Svalbard, an archipelago covered in ice, protects my code for authentication with Developer Cloud Python SDK as thousands of polar bears patrol the area. A decommissioned coal mine just down the road keeps silver halide films, deep within the permafrost layer which can stretch up to 400 metres thick. The data is encoded on frames with 8.8 million pixels each.
The initial deposit archived thousands of the world’s most depended-on open source projects, which is a testament . This priceless knowledge is protected by storing multiple copies in secure cold and dry rock vaults; deep in the Arctic Circle. It is preserved for future generations in long-term storage designed to last at least 1,000 years.
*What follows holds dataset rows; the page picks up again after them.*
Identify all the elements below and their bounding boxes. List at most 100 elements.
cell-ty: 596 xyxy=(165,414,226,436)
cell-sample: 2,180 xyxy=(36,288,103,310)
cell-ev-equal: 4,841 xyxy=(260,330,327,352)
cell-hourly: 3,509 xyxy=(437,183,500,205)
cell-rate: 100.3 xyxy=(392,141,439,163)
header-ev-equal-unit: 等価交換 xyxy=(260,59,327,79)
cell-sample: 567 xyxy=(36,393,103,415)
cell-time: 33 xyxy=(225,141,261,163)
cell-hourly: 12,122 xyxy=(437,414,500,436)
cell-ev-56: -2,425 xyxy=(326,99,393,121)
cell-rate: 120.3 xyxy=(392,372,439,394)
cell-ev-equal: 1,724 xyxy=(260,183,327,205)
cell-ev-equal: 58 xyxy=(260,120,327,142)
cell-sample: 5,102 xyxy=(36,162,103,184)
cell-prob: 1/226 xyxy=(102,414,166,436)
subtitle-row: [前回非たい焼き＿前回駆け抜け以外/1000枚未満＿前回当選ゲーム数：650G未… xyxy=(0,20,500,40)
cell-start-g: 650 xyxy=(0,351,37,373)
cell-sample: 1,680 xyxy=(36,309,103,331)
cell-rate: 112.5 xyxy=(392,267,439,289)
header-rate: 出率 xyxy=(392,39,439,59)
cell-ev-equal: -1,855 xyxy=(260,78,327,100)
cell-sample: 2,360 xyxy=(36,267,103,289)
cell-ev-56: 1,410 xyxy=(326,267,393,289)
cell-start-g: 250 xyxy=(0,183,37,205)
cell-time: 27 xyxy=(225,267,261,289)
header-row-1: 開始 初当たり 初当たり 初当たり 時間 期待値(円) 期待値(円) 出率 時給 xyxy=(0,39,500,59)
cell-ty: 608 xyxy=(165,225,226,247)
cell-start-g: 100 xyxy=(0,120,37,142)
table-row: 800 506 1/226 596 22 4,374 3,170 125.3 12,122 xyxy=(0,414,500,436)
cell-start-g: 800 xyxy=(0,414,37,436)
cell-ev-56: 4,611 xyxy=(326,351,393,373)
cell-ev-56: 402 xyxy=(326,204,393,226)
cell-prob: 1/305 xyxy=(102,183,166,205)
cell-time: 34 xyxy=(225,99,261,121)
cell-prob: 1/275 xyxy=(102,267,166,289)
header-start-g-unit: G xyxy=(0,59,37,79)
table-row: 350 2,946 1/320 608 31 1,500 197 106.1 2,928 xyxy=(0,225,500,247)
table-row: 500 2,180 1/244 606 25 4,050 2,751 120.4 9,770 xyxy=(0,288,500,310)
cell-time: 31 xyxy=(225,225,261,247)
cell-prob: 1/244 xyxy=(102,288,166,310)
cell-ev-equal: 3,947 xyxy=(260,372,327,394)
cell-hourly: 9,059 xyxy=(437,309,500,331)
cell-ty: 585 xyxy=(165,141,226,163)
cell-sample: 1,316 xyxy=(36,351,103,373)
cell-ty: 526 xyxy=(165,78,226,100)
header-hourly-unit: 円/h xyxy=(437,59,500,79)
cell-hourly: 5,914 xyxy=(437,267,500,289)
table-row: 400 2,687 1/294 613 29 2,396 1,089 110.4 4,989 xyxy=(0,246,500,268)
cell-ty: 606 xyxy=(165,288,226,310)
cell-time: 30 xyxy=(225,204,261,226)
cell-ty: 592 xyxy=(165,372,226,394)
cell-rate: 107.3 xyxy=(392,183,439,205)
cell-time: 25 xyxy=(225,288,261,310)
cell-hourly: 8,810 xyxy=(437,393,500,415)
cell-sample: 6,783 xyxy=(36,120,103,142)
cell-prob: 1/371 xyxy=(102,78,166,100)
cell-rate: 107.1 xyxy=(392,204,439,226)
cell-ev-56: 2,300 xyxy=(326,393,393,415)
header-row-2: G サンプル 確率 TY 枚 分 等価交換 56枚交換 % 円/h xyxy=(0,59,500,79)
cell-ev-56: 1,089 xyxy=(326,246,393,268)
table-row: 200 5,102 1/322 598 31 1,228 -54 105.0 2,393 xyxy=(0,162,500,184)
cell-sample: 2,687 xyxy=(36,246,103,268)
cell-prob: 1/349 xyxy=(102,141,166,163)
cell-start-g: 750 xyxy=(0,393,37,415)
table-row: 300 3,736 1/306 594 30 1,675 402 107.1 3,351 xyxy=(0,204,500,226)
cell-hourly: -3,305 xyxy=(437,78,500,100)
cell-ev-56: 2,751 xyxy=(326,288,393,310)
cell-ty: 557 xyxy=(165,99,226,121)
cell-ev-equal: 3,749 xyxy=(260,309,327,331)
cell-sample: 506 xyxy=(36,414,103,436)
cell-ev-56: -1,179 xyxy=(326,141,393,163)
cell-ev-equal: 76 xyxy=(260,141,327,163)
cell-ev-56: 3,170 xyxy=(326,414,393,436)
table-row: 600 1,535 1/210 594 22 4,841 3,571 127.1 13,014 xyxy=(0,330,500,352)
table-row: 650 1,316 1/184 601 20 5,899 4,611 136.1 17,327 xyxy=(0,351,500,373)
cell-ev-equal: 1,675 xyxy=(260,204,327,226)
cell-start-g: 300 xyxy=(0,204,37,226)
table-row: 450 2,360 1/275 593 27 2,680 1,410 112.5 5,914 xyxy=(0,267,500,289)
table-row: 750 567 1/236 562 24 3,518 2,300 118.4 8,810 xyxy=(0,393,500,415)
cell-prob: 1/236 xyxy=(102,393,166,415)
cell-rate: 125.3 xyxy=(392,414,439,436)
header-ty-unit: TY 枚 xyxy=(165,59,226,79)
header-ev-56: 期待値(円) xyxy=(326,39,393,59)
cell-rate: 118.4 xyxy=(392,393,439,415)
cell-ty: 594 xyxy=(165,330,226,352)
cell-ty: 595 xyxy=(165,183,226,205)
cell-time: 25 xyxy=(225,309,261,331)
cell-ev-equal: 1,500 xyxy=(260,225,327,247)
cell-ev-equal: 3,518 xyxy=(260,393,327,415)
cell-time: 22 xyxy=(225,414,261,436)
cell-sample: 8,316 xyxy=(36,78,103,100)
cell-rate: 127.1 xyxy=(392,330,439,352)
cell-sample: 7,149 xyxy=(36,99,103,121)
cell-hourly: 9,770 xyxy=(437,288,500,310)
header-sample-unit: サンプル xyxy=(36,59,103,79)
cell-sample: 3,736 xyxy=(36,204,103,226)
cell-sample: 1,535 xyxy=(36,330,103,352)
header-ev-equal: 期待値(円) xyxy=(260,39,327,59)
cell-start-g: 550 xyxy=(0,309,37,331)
My legacy is far from complete, and only begun. More repositories will be appended during the perpetual light of the midnight sun in the next spring, and the next one.
Open source software is a hidden cornerstone of modern civilization, and the shared heritage of all humanity.
Archivists at GitHub partnered with the Internet Archive, Software Heritage Foundation, Stanford Libraries and such. Another partnership with Microsoft’s Project Silica will ultimately archive all active public repositories for over 10,000 years, by writing them into quartz glass platters using a femtosecond laser.